Si vous décidez quand même de passer le cap, et d’emménager en couple, votre autonomie à vous, la personne handicapée, est fragilisée. Car en fonction des revenus mensuels de votre conjoint, globalement dès 1 000 euros et quelques (youhou, à vous Ibiza), votre AAH baisse. Attention, le gouvernement vous fait une fleur, désormais, depuis le 1er janvier 2022, vous avez droit à une déduction de 5 000 euros sur les ressources annuelles de votre compagne.on, sans parler de la réduction de 1 400 euros supplémentaires par enfant à charge. Pas mal, hein ? Des associations et des collectifs ont lutté mais c’est cette solution peu satisfaisante qui a été adoptée.
« Je me suis rendue compte qu’en étant mère isolée, j’avais plus d’aides qu’en couple »
Maya a accepté de témoigner : cette maman d’une trentaine d’années, qui a préféré restée anonyme, a choisi de ne pas vivre avec son compagnon et s’occupe en grande partie de sa fille de deux ans. « Je me suis rendue compte qu’en étant mère isolée, j’avais plus d’aides qu’en couple », explique cette femme qui perçoit l’AAH pour un handicap physique. « Je ne comprends pas pourquoi, alors que mon compagnon gagne un peu plus que le Smic, on devrait m’amputer de mon allocation. La tentation de frauder est grande mais la menace de contrôle est forte et je ne veux pas risquer un contrôle, et je ne veux pas avoir de dettes envers la CAF ». Maya est une super maman qui s’aménage des temps de repos indispensables et s’organise bien avec le père de sa fille.
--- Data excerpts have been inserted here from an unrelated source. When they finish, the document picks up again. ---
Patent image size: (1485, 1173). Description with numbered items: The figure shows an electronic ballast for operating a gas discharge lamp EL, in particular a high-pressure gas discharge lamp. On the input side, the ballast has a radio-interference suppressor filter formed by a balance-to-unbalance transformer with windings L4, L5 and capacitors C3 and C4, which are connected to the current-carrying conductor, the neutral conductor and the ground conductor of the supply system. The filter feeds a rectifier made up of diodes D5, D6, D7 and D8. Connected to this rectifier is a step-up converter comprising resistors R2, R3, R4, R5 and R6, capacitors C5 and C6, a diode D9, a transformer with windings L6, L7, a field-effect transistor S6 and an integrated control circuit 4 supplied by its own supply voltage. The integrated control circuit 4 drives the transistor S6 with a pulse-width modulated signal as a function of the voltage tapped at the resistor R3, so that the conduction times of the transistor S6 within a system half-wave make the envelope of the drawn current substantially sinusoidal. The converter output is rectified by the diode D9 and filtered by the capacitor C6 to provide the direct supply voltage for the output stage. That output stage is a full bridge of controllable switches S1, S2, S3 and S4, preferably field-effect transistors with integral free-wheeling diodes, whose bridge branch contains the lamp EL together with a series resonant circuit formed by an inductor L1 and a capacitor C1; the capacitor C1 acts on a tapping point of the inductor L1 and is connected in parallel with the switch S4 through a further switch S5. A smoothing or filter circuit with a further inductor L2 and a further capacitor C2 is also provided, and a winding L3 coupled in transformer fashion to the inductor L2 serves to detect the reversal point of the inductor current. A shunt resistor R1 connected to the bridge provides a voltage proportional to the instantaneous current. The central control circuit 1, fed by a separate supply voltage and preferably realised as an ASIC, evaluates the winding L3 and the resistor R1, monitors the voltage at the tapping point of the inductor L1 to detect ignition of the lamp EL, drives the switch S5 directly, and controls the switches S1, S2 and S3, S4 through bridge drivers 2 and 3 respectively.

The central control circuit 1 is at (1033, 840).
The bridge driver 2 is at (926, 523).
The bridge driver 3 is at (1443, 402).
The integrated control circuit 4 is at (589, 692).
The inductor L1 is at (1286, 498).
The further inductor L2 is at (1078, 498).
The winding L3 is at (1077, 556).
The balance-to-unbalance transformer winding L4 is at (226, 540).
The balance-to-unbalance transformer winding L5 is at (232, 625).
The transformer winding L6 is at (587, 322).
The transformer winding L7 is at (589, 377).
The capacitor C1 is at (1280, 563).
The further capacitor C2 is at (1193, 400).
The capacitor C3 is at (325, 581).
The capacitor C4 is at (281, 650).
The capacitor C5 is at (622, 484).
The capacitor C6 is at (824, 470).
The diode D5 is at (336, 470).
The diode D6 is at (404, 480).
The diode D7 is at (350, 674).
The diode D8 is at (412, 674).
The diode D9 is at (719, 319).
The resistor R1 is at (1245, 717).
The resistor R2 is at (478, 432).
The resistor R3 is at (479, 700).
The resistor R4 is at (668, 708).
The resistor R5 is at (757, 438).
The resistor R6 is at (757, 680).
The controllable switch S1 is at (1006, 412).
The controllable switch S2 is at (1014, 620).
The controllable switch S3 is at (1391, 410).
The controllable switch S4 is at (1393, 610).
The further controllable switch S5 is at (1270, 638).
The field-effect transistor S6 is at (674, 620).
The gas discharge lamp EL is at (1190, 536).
Bon, clairement, la question est : pourquoi ne pas avoir tout simplement aboli cette règle insensée qui place de nombreuses personnes dans une situation délicate, qui calcule mal les vrais besoins des personnes en situation de handicap ?
Sophie Cluzel, la Secrétaire d’Etat chargée des personnes handicapées, pense que les personnes handicapées perçoivent des « aides sociales », elles opposent les allocations au RSA, son mantra est de récompenser les personnes qui travaillent, parce que c’est ça la valeur absolue, le TRAVAIL. Et elle insiste en plus, c’est le rôle de la famille de s’occuper des personnes handicapées, d’être les AIDANTS. L’avis des concerné.es ? Bof… Pourquoi faire ? Peut-être qu’elle ne pige pas que les personnes en situation de handicap qui sont dans l’incapacité de travailler veulent tout de même vivre, attention, ça va faire hurler, dignement. Sans avoir à dépendre de la personne avec qui elle vit pour tout payer, pour s’habiller, pour manger, pour se déplacer. « Si la déconjugalisation était votée, je vivrais avec le père de ma fille, explique Maya. Je ne me sentirais pas amputée, là, c’est comme si on me punissait d’avoir une vie de couple ».
« J’ai l’impression qu’on me dit : tu ne peux pas travailler, tu n’as pas ta place, tu ne mérites pas ta vie de famille »
La secrétaire d’Etat a bloqué plusieurs fois le projet de loi, estimant que c’est un minima social comme un autre (même si bah non, puisqu’il s’agit d’incapacité à travailler, parfois provisoire, parfois non, et que c’est versé par la Sécurité sociale), que cela remettait en cause la « solidarité familiale ». « Là, j’ai l’impression d’être inutile à la société », regrette Maya, qui résume ainsi la logique : « J’ai l’impression qu’on me dit : tu ne peux pas travailler, tu n’as pas ta place, tu ne mérites pas ta vie de famille ». Elle juge sévèrement la secrétaire d’Etat, dont elle ne comprend pas les arguments. « Elle dit que cela pénalisera certains foyers, mais lesquels ? »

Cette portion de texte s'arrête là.